# Prediction Accuracy Metrics¶

The lenskit.metrics.predict module contains prediction accuracy metrics. These are intended to be used as a part of a Pandas split-apply-combine operation on a data frame that contains both predictions and ratings; for convenience, the lenskit.batch.predict() function will include ratings in the prediction frame when its input user-item pairs contains ratings. So you can perform the following to compute per-user RMSE over some predictions:

from lenskit.datasets import MovieLens
from lenskit.algorithms.bias import Bias
from lenskit.batch import predict
from lenskit.metrics.predict import rmse
ratings = MovieLens('ml-small').ratings.sample(frac=10
test = ratings.iloc[:1000]
train = ratings.iloc[1000:]
algo = Bias()
algo.fit(train)
preds = predict(algo, pairs)
user_rmse = preds.groupby('user').apply(lambda df: rmse(df.prediction, df.rating))
user_rmse.mean()


## Metric Functions¶

Prediction metric functions take two series, predictions and truth.

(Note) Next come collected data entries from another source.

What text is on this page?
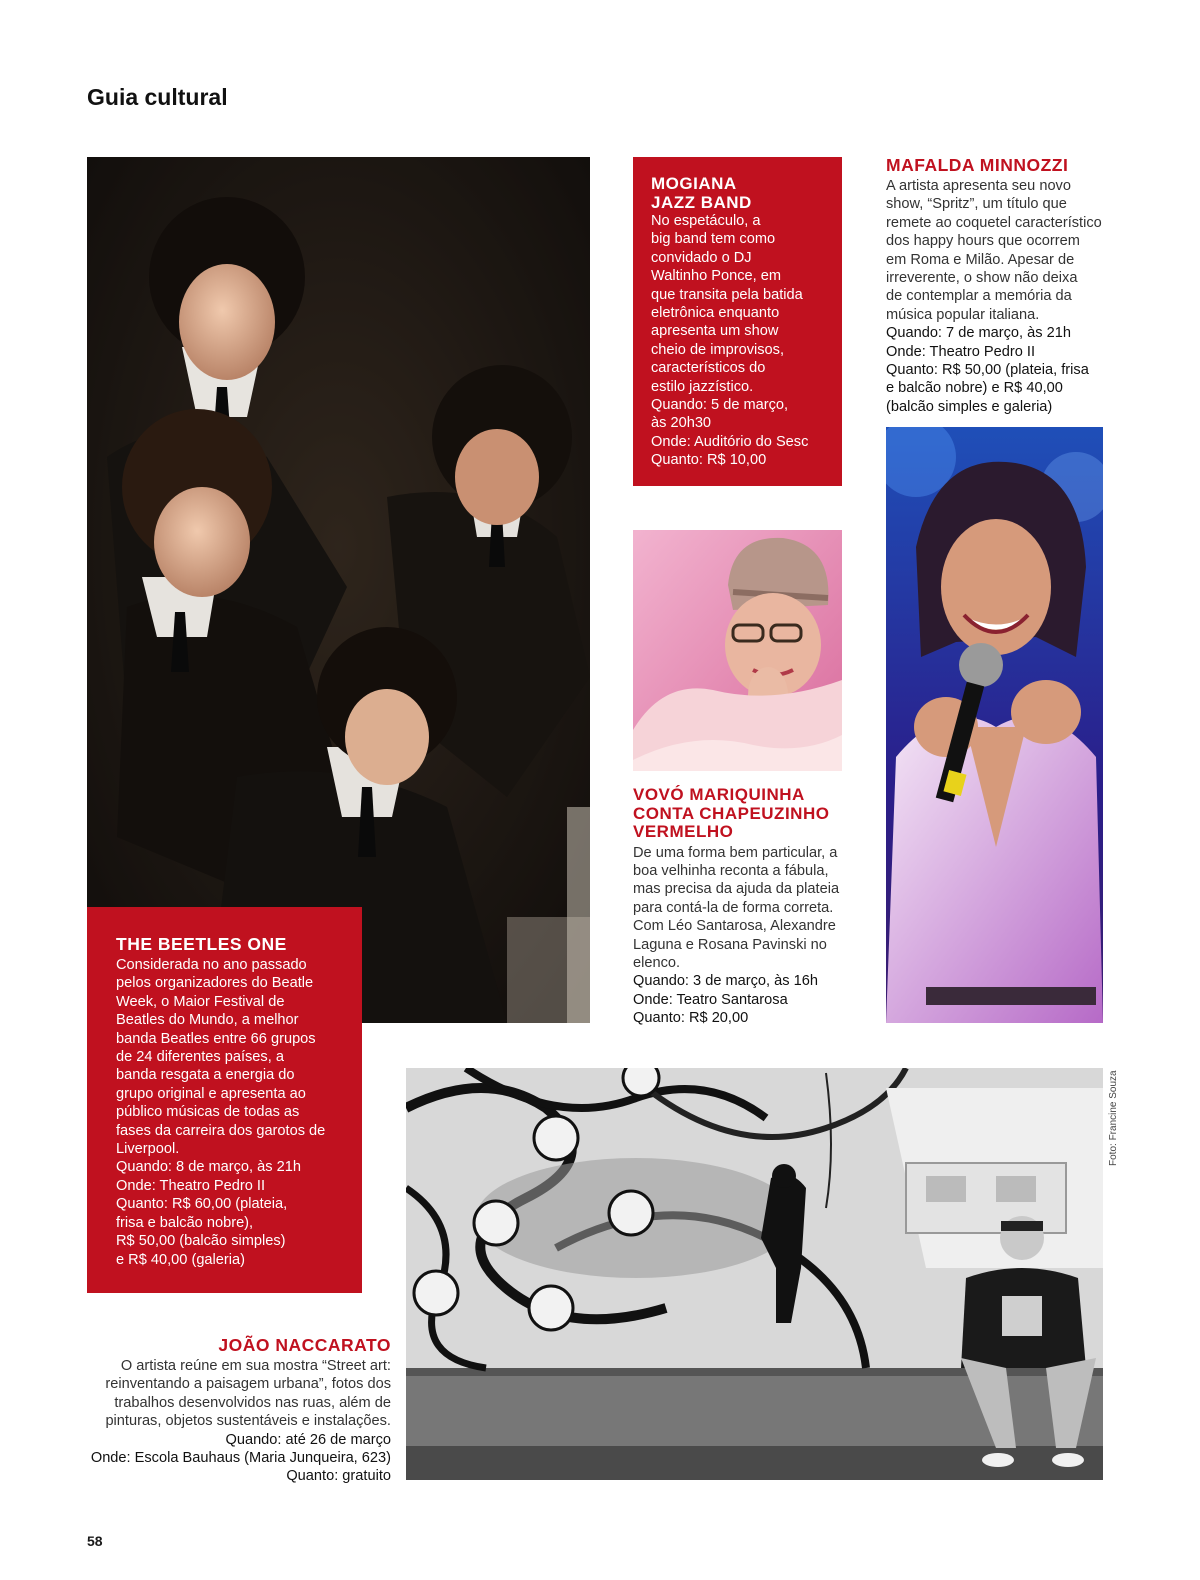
Guia cultural
THE BEETLES ONE
Considerada no ano passado
pelos organizadores do Beatle
Week, o Maior Festival de
Beatles do Mundo, a melhor
banda Beatles entre 66 grupos
de 24 diferentes países, a
banda resgata a energia do
grupo original e apresenta ao
público músicas de todas as
fases da carreira dos garotos de
Liverpool.
Quando: 8 de março, às 21h
Onde: Theatro Pedro II
Quanto: R$ 60,00 (plateia,
frisa e balcão nobre),
R$ 50,00 (balcão simples)
e R$ 40,00 (galeria)
MOGIANA
JAZZ BAND
No espetáculo, a
big band tem como
convidado o DJ
Waltinho Ponce, em
que transita pela batida
eletrônica enquanto
apresenta um show
cheio de improvisos,
característicos do
estilo jazzístico.
Quando: 5 de março,
às 20h30
Onde: Auditório do Sesc
Quanto: R$ 10,00
MAFALDA MINNOZZI
A artista apresenta seu novo
show, “Spritz”, um título que
remete ao coquetel característico
dos happy hours que ocorrem
em Roma e Milão. Apesar de
irreverente, o show não deixa
de contemplar a memória da
música popular italiana.
Quando: 7 de março, às 21h
Onde: Theatro Pedro II
Quanto: R$ 50,00 (plateia, frisa
e balcão nobre) e R$ 40,00
(balcão simples e galeria)
VOVÓ MARIQUINHA
CONTA CHAPEUZINHO
VERMELHO
De uma forma bem particular, a
boa velhinha reconta a fábula,
mas precisa da ajuda da plateia
para contá-la de forma correta.
Com Léo Santarosa, Alexandre
Laguna e Rosana Pavinski no
elenco.
Quando: 3 de março, às 16h
Onde: Teatro Santarosa
Quanto: R$ 20,00
Foto: Francine Souza
JOÃO NACCARATO
O artista reúne em sua mostra “Street art:
reinventando a paisagem urbana”, fotos dos
trabalhos desenvolvidos nas ruas, além de
pinturas, objetos sustentáveis e instalações.
Quando: até 26 de março
Onde: Escola Bauhaus (Maria Junqueira, 623)
Quanto: gratuito
58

lenskit.metrics.predict.rmse(predictions, truth, missing='error')

Compute RMSE (root mean squared error).

Parameters
• predictions (pandas.Series) – the predictions

• truth (pandas.Series) – the ground truth ratings from data

• missing (string) – how to handle predictions without truth. Can be one of 'error' or 'ignore'.

Returns

the root mean squared approximation error

Return type

double

lenskit.metrics.predict.mae(predictions, truth, missing='error')

Compute MAE (mean absolute error).

Parameters
• predictions (pandas.Series) – the predictions

• truth (pandas.Series) – the ground truth ratings from data

• missing (string) – how to handle predictions without truth. Can be one of 'error' or 'ignore'.

Returns

the mean absolute approximation error

Return type

double

## Working with Missing Data¶

LensKit rating predictors do not report predictions when their core model is unable to predict. For example, a nearest-neighbor recommender will not score an item if it cannot find any suitable neighbors. Following the Pandas convention, these items are given a score of NaN (when Pandas implements better missing data handling, it will use that, so use pandas.Series.isna()/pandas.Series.notna(), not the isnan versions.

However, this causes problems when computing predictive accuracy: recommenders are not being tested on the same set of items. If a recommender only scores the easy items, for example, it could do much better than a recommender that is willing to attempt more difficult items.

A good solution to this is to use a fallback predictor so that every item has a prediction. In LensKit, lenskit.algorithms.basic.Fallback implements this functionality; it wraps a sequence of recommenders, and for each item, uses the first one that generates a score.

You set it up like this:

cf = ItemItem(20)
base = Bias(damping=5)
algo = Fallback(cf, base)